En recherchant à développer chez l’élève l’autonomie et la responsabilité, le système éducatif n’est -il pas en train de piéger les enfants des familles populaires ? C’est la thèse que défend Pierre Périer dans le dernier numéro de Recherches en éducation , centré sur cette idée d’autonomie.
« Pensée comme une valeur éducative, l’autonomie requise en classe et dans les apprentissages peut donc constituer un piège se refermant à la fois sur les élèves et sur les professeurs. Sur les élèves qui ne parviennent pas à la construire et à l’exercer à des fins d’apprentissage et de performance scolaire. À rebours d’une émancipation par l’autonomie, celle-ci secrète en son envers le risque d’aliénation de celui qui, mal classé et mal jugé, subit par le biais d’un « manque d’autonomie » une forme de dépossession de soi. Sur les professeurs qui, moins assurés de leur autorité et légitimité d’institution, cherchent à associer sans y parvenir des élèves qui ne possèdent pas les dispositions ni n’occupent les positions favorables à la contractualisation et aux règles implicites de l’autonomie », écrit Pierre Périer.
Basée sur une trentaine de témoignages de nouveaux enseignants en collège zep, sa contribution interroge les nouvelles pratiques pédagogiques. Au lieu de transmettre le savoir, on demande à l’élève de le construire. Cette évolution pédagogique provient, selon P Périer, du développement du modèle « puérocentriste » dans la société. » Les modes de socialisation et les valeurs dominantes encouragent désormais la formation de dispositions et de conduites qui placent l’enfant dans un rôle à la fois autonome et actif, voire dans un statut de partenaire de ses parents placés dans une fonction d’accompagnement ». Du coup les formes traditionnelles d’autorité à l’école sont ébranlées et un nouveau modèle pédagogique s’installe.

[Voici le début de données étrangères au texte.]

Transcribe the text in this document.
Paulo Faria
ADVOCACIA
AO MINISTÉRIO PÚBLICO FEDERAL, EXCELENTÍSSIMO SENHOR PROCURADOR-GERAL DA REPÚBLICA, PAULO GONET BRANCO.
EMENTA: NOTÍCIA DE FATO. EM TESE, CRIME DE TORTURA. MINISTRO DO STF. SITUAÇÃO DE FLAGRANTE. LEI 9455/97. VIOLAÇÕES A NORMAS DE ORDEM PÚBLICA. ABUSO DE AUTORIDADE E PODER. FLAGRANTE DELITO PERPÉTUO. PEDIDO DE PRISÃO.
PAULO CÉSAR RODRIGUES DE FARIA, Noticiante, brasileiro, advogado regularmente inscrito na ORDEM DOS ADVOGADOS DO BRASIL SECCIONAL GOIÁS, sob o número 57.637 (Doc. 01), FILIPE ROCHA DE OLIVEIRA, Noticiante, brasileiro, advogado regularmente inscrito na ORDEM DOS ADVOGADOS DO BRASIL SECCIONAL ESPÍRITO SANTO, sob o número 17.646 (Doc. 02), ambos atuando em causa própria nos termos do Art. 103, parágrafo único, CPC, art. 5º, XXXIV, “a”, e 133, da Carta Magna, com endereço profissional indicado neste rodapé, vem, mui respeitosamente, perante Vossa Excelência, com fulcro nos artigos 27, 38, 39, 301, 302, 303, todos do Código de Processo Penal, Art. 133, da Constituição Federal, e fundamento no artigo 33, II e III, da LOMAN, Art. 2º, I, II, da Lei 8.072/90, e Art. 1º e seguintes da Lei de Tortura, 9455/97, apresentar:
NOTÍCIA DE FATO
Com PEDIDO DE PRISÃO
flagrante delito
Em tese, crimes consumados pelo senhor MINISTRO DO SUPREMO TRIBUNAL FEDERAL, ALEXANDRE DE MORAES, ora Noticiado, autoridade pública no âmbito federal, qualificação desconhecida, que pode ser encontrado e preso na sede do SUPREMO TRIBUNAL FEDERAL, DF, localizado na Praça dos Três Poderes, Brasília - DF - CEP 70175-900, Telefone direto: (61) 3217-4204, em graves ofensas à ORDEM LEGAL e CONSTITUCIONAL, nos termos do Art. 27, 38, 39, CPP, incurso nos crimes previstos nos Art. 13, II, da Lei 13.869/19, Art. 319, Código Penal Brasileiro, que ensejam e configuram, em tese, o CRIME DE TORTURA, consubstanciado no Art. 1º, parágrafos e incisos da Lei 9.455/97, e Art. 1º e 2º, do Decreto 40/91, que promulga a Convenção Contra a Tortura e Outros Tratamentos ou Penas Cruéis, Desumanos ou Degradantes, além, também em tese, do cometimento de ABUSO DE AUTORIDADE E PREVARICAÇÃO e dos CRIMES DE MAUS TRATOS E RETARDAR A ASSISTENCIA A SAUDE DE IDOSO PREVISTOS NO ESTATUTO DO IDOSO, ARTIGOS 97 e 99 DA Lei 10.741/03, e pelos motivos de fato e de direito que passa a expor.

« En présupposant le développement personnel et intellectuel d’un élève « mis au centre » », poursuit Pierre Périer, » l’école semble ignorer les inégalités de dispositions et de ressources entre ces derniers afin d’occuper et de tenir une telle place. En effet, les modes de socialisation et valeurs dans la famille peuvent entrer en dissonance avec les réquisits des apprentissages, exigeant des enfants-élèves d’être autonomes ou de s’inscrire dans un type de rapport à l’adulte en porte à faux avec ce qu’ils vivent hors l’école. Ainsi, les pratiques éducatives dans les familles populaires s’appuient plus fortement sur des positions d’autorité et des obligations de conformité, fixant des limites et cadres de conduite à respecter selon des règles strictes » Ainsi pour le spécialiste des sciences de l’éducation, la recherche de l’autonomie chez l’élève piège les enfants des familles populaires et assoit une nouvelle domination sociale.